I told her it would be quite convenient, and Farmer Goodenough began to question her about her brother's home-coming. I hardly expected much response, for Jane is not usually very communicative, but on this occasion she was full of talk.
"I came o' purpose to say my say," she explained, "for I must either talk or burst."
We encouraged the former alternative, and she began: "If you want to be made a fuss of, and have people lay down their lives for you, you mustn't stop at 'ome and do your duty; you must go wrong. Only you mustn't go wrong just a little bit: you must go the whole hog an' be a rank wrong 'un—kill your father or summat o' that sort—and then when you come back you'll be hugged an' kissed an' petted till it's fair sickenin'."
"Gently, lass, gently!" said Farmer Goodenough; "that sounds just a trifle bitter."

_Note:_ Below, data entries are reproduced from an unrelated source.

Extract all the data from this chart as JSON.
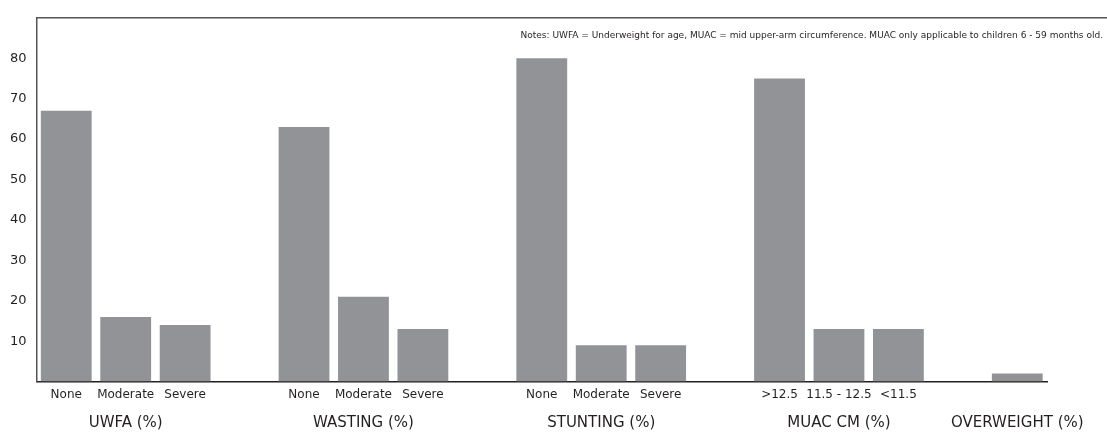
{
  "chart_data": {
    "type": "bar",
    "categories": [
      "None",
      "Moderate",
      "Severe",
      null,
      "None",
      "Moderate",
      "Severe",
      null,
      "None",
      "Moderate",
      "Severe",
      null,
      ">12.5",
      "11.5 - 12.5",
      "<11.5",
      null,
      null
    ],
    "values": [
      67,
      16,
      14,
      null,
      63,
      21,
      13,
      null,
      80,
      9,
      9,
      null,
      75,
      13,
      13,
      null,
      2
    ],
    "color": "#929397",
    "ylim": [
      0,
      90
    ],
    "yticks": [
      10,
      20,
      30,
      40,
      50,
      60,
      70,
      80
    ],
    "grid": false,
    "legend": false,
    "annotations": [
      "UWFA (%)",
      "WASTING (%)",
      "STUNTING (%)",
      "MUAC CM (%)",
      "OVERWEIGHT (%)",
      "Notes: UWFA = Underweight for age, MUAC = mid upper-arm circumference. MUAC only applicable to children 6 - 59 months old."
    ]
  }
}
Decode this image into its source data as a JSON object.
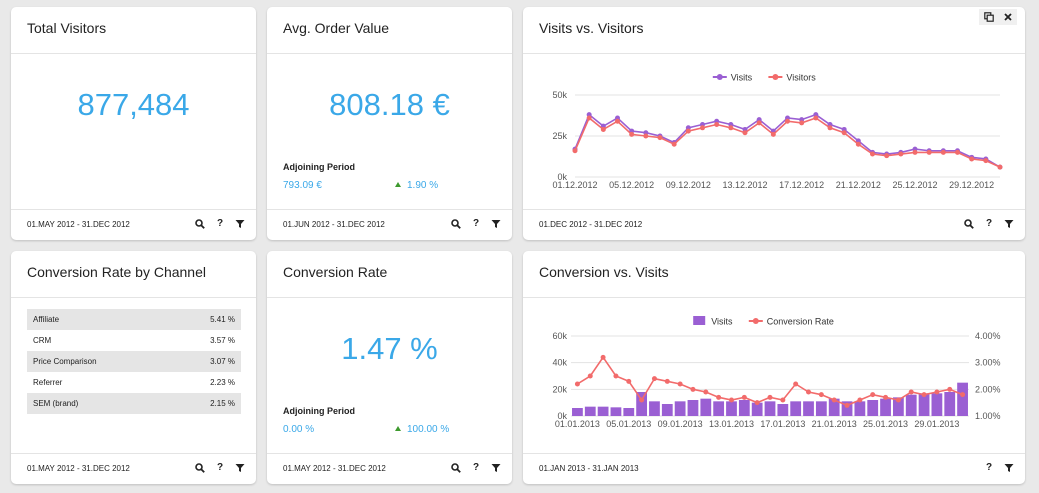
{
  "cards": {
    "total_visitors": {
      "title": "Total Visitors",
      "value": "877,484",
      "range": "01.MAY 2012 - 31.DEC 2012"
    },
    "avg_order": {
      "title": "Avg. Order Value",
      "value": "808.18 €",
      "adj_title": "Adjoining Period",
      "adj_value": "793.09 €",
      "adj_change": "1.90 %",
      "range": "01.JUN 2012 - 31.DEC 2012"
    },
    "visits_visitors": {
      "title": "Visits vs. Visitors",
      "range": "01.DEC 2012 - 31.DEC 2012"
    },
    "conv_channel": {
      "title": "Conversion Rate by Channel",
      "rows": [
        {
          "label": "Affiliate",
          "value": "5.41 %"
        },
        {
          "label": "CRM",
          "value": "3.57 %"
        },
        {
          "label": "Price Comparison",
          "value": "3.07 %"
        },
        {
          "label": "Referrer",
          "value": "2.23 %"
        },
        {
          "label": "SEM (brand)",
          "value": "2.15 %"
        }
      ],
      "range": "01.MAY 2012 - 31.DEC 2012"
    },
    "conv_rate": {
      "title": "Conversion Rate",
      "value": "1.47 %",
      "adj_title": "Adjoining Period",
      "adj_value": "0.00 %",
      "adj_change": "100.00 %",
      "range": "01.MAY 2012 - 31.DEC 2012"
    },
    "conv_visits": {
      "title": "Conversion vs. Visits",
      "range": "01.JAN 2013 - 31.JAN 2013"
    }
  },
  "icons": [
    "search-icon",
    "help-icon",
    "filter-icon",
    "copy-icon",
    "close-icon"
  ],
  "colors": {
    "kpi": "#3aa8e8",
    "visits": "#9a5fd3",
    "visitors": "#f26b6b",
    "up_arrow": "#3e9a2e"
  },
  "chart_data": [
    {
      "type": "line",
      "title": "Visits vs. Visitors",
      "x": [
        "01.12.2012",
        "02.12.2012",
        "03.12.2012",
        "04.12.2012",
        "05.12.2012",
        "06.12.2012",
        "07.12.2012",
        "08.12.2012",
        "09.12.2012",
        "10.12.2012",
        "11.12.2012",
        "12.12.2012",
        "13.12.2012",
        "14.12.2012",
        "15.12.2012",
        "16.12.2012",
        "17.12.2012",
        "18.12.2012",
        "19.12.2012",
        "20.12.2012",
        "21.12.2012",
        "22.12.2012",
        "23.12.2012",
        "24.12.2012",
        "25.12.2012",
        "26.12.2012",
        "27.12.2012",
        "28.12.2012",
        "29.12.2012",
        "30.12.2012",
        "31.12.2012"
      ],
      "xticks": [
        "01.12.2012",
        "05.12.2012",
        "09.12.2012",
        "13.12.2012",
        "17.12.2012",
        "21.12.2012",
        "25.12.2012",
        "29.12.2012"
      ],
      "yticks": [
        "0k",
        "25k",
        "50k"
      ],
      "ylim": [
        0,
        50000
      ],
      "legend": "top-center",
      "series": [
        {
          "name": "Visits",
          "color": "#9a5fd3",
          "values": [
            17000,
            38000,
            31000,
            36000,
            28000,
            27000,
            25000,
            21000,
            30000,
            32000,
            34000,
            32000,
            29000,
            35000,
            28000,
            36000,
            35000,
            38000,
            32000,
            29000,
            22000,
            15000,
            14000,
            15000,
            17000,
            16000,
            16000,
            16000,
            12000,
            11000,
            6000
          ]
        },
        {
          "name": "Visitors",
          "color": "#f26b6b",
          "values": [
            16000,
            36000,
            29000,
            34000,
            26000,
            25000,
            24000,
            20000,
            28000,
            30000,
            32000,
            30000,
            27000,
            33000,
            26000,
            34000,
            33000,
            36000,
            30000,
            27000,
            20000,
            14000,
            13000,
            14000,
            15000,
            15000,
            15000,
            15000,
            11000,
            10000,
            6000
          ]
        }
      ]
    },
    {
      "type": "bar",
      "title": "Conversion vs. Visits",
      "x": [
        "01.01.2013",
        "02.01.2013",
        "03.01.2013",
        "04.01.2013",
        "05.01.2013",
        "06.01.2013",
        "07.01.2013",
        "08.01.2013",
        "09.01.2013",
        "10.01.2013",
        "11.01.2013",
        "12.01.2013",
        "13.01.2013",
        "14.01.2013",
        "15.01.2013",
        "16.01.2013",
        "17.01.2013",
        "18.01.2013",
        "19.01.2013",
        "20.01.2013",
        "21.01.2013",
        "22.01.2013",
        "23.01.2013",
        "24.01.2013",
        "25.01.2013",
        "26.01.2013",
        "27.01.2013",
        "28.01.2013",
        "29.01.2013",
        "30.01.2013",
        "31.01.2013"
      ],
      "xticks": [
        "01.01.2013",
        "05.01.2013",
        "09.01.2013",
        "13.01.2013",
        "17.01.2013",
        "21.01.2013",
        "25.01.2013",
        "29.01.2013"
      ],
      "yticks_left": [
        "0k",
        "20k",
        "40k",
        "60k"
      ],
      "yticks_right": [
        "1.00%",
        "2.00%",
        "3.00%",
        "4.00%"
      ],
      "ylim": [
        0,
        60000
      ],
      "ylim_right": [
        1.0,
        4.0
      ],
      "legend": "top-center",
      "series": [
        {
          "name": "Visits",
          "kind": "bar",
          "color": "#9a5fd3",
          "values": [
            6000,
            7000,
            7000,
            6500,
            6000,
            18000,
            11000,
            9000,
            11000,
            12000,
            13000,
            11000,
            11000,
            12000,
            10000,
            11000,
            9000,
            11000,
            11000,
            11000,
            13000,
            11000,
            11000,
            12000,
            13000,
            14000,
            16000,
            17000,
            17000,
            18000,
            25000
          ]
        },
        {
          "name": "Conversion Rate",
          "kind": "line",
          "color": "#f26b6b",
          "values": [
            2.2,
            2.5,
            3.2,
            2.5,
            2.3,
            1.6,
            2.4,
            2.3,
            2.2,
            2.0,
            1.9,
            1.7,
            1.6,
            1.7,
            1.5,
            1.7,
            1.6,
            2.2,
            1.9,
            1.8,
            1.6,
            1.4,
            1.6,
            1.8,
            1.7,
            1.6,
            1.9,
            1.8,
            1.9,
            2.0,
            1.8
          ]
        }
      ]
    }
  ]
}
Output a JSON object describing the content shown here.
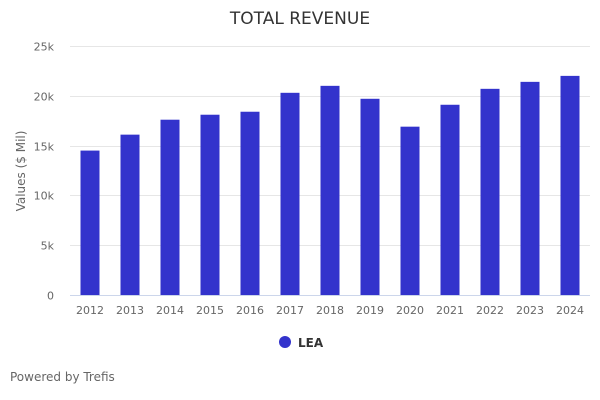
{
  "chart_data": {
    "type": "bar",
    "title": "TOTAL REVENUE",
    "xlabel": "",
    "ylabel": "Values ($ Mil)",
    "categories": [
      "2012",
      "2013",
      "2014",
      "2015",
      "2016",
      "2017",
      "2018",
      "2019",
      "2020",
      "2021",
      "2022",
      "2023",
      "2024"
    ],
    "series": [
      {
        "name": "LEA",
        "color": "#3333cc",
        "values": [
          14500,
          16100,
          17600,
          18100,
          18400,
          20300,
          21000,
          19700,
          16900,
          19100,
          20700,
          21400,
          22000
        ]
      }
    ],
    "ylim": [
      0,
      25000
    ],
    "yticks": [
      0,
      5000,
      10000,
      15000,
      20000,
      25000
    ],
    "ytick_labels": [
      "0",
      "5k",
      "10k",
      "15k",
      "20k",
      "25k"
    ],
    "grid": true,
    "legend": "bottom-center"
  },
  "footer": {
    "credit": "Powered by Trefis"
  }
}
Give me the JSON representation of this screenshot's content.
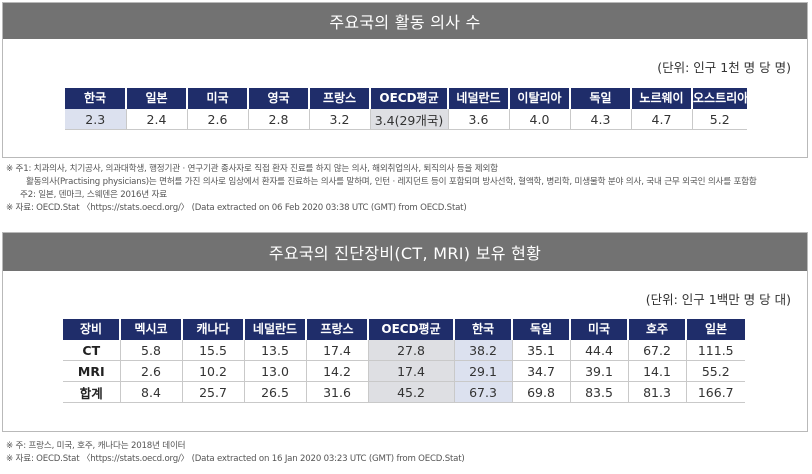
{
  "table1": {
    "title": "주요국의 활동 의사 수",
    "unit": "(단위: 인구 1천 명 당 명)",
    "headers": [
      "한국",
      "일본",
      "미국",
      "영국",
      "프랑스",
      "OECD평균",
      "네덜란드",
      "이탈리아",
      "독일",
      "노르웨이",
      "오스트리아"
    ],
    "values": [
      "2.3",
      "2.4",
      "2.6",
      "2.8",
      "3.2",
      "3.4(29개국)",
      "3.6",
      "4.0",
      "4.3",
      "4.7",
      "5.2"
    ]
  },
  "notes1": [
    "※ 주1: 치과의사, 치기공사, 의과대학생, 행정기관 · 연구기관 종사자로 직접 환자 진료를 하지 않는 의사, 해외취업의사, 퇴직의사 등을 제외함",
    "활동의사(Practising physicians)는 면허를 가진 의사로 임상에서 환자를 진료하는 의사를 말하며, 인턴 · 레지던트 등이 포함되며 방사선학, 혈액학, 병리학, 미생물학 분야 의사, 국내 근무 외국인 의사를 포함함",
    "주2: 일본, 덴마크, 스웨덴은 2016년 자료",
    "※ 자료: OECD.Stat 〈https://stats.oecd.org/〉 (Data extracted on 06 Feb 2020 03:38 UTC (GMT) from OECD.Stat)"
  ],
  "table2": {
    "title": "주요국의 진단장비(CT, MRI) 보유 현황",
    "unit": "(단위: 인구 1백만 명 당 대)",
    "headers": [
      "장비",
      "멕시코",
      "캐나다",
      "네덜란드",
      "프랑스",
      "OECD평균",
      "한국",
      "독일",
      "미국",
      "호주",
      "일본"
    ],
    "rows": [
      {
        "label": "CT",
        "values": [
          "5.8",
          "15.5",
          "13.5",
          "17.4",
          "27.8",
          "38.2",
          "35.1",
          "44.4",
          "67.2",
          "111.5"
        ]
      },
      {
        "label": "MRI",
        "values": [
          "2.6",
          "10.2",
          "13.0",
          "14.2",
          "17.4",
          "29.1",
          "34.7",
          "39.1",
          "14.1",
          "55.2"
        ]
      },
      {
        "label": "합계",
        "values": [
          "8.4",
          "25.7",
          "26.5",
          "31.6",
          "45.2",
          "67.3",
          "69.8",
          "83.5",
          "81.3",
          "166.7"
        ]
      }
    ]
  },
  "notes2": [
    "※ 주: 프랑스, 미국, 호주, 캐나다는 2018년 데이터",
    "※ 자료: OECD.Stat 〈https://stats.oecd.org/〉 (Data extracted on 16 Jan 2020 03:23 UTC (GMT) from OECD.Stat)"
  ]
}
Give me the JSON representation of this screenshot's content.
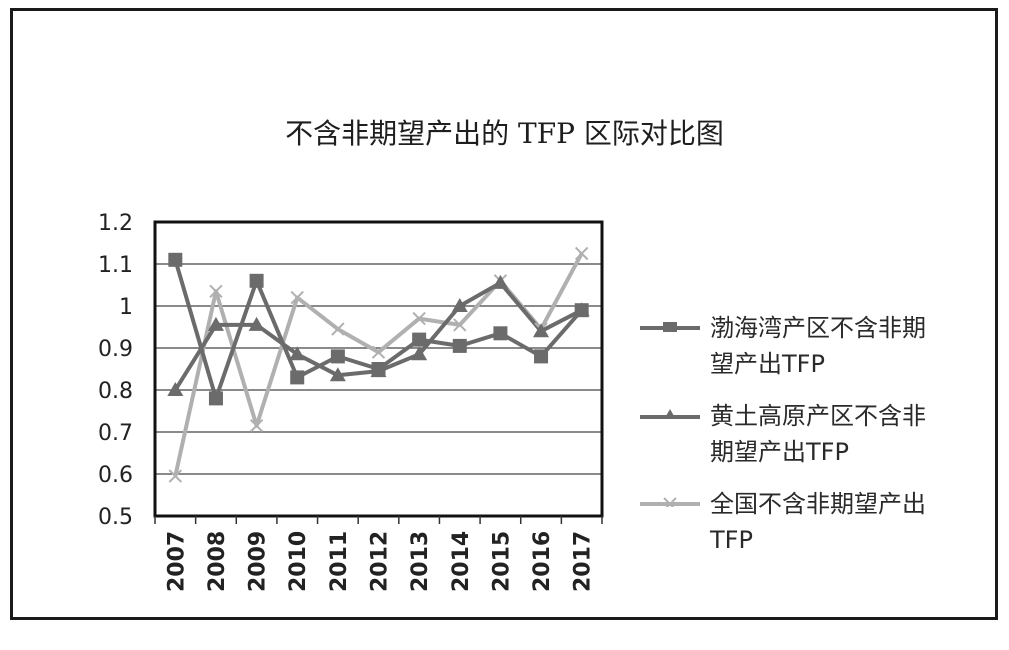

"I may well be bitter; you'd be bitter if you saw what I see," she replied.
I endeavoured to turn the conversation and to satisfy my curiosity. "Where has your brother been, and what has he been doing all these years?" I inquired.
"Oh, he tells a tale like a story-book," she replied impatiently. "I'm bound to believe him, I suppose, because whatever else he was he wasn't a liar, but it's more like a fairy tale than ought else. After he hit father an' ran away he got to Liverpool, an' worked his passage on a boat to Cape Town, an' for a long time he got more kicks than ha'pence—and serve him right, too, I say. He tried first one thing an' then another, and landed up in Rhodesia at last, an' sought work from a man who employed a lot o' labour. He says he wouldn't have been taken on if the gentleman hadn't spotted him for a Yorkshireman. 'Thou'rt Yorkshir', lad?' he said; an' our Joe said: 'Aye! bred an' born.' 'Let's hear ta talk a bit o' t' owd tongue, lad,' he said; 'aw've heeard nowt on 't for twelve yeear, an' t' missis willn't hev it spokken i' t' haase.'
"Well, of course, Joe entered into t' spirit of it, an' the old gentleman was delighted, an' gave him a job, an' he always had to speak broad Yorkshire unless the missis was there. It wasn't exactly a farm, but they grew fruit an' vegetables and kept poultry an' pigs an' bees an' such like, and it was just to our Joe's taste. I won't deny but what he's clever, and he was always steady an' honest. He says the old gentleman took to him an' gave him every chance, an' t' missis liked him too, because he always spoke so polite an' proper. An' then he fell in love wi' one o' t' daughters, an' they were married last year, an' by what I can make out he's a sort of a partner in t' business now. Anyway, he says it's his wife 'at brought him to see what a wrong 'un he'd been, and when he'd told 'em all t' tale nothing 'ud do but he was to come to England and make it up with his father. So he's come, an' mother blubbers over him, an' holds his 'and, an' strokes his 'air till I'm out of all patience."
Farmer Goodenough looked grave, but he did not speak, so I said: "Isn't this rather unworthy of you, Jane? Your mother is naturally glad to see her boy back again, and if she had not been here you would have welcomed him just as cordially."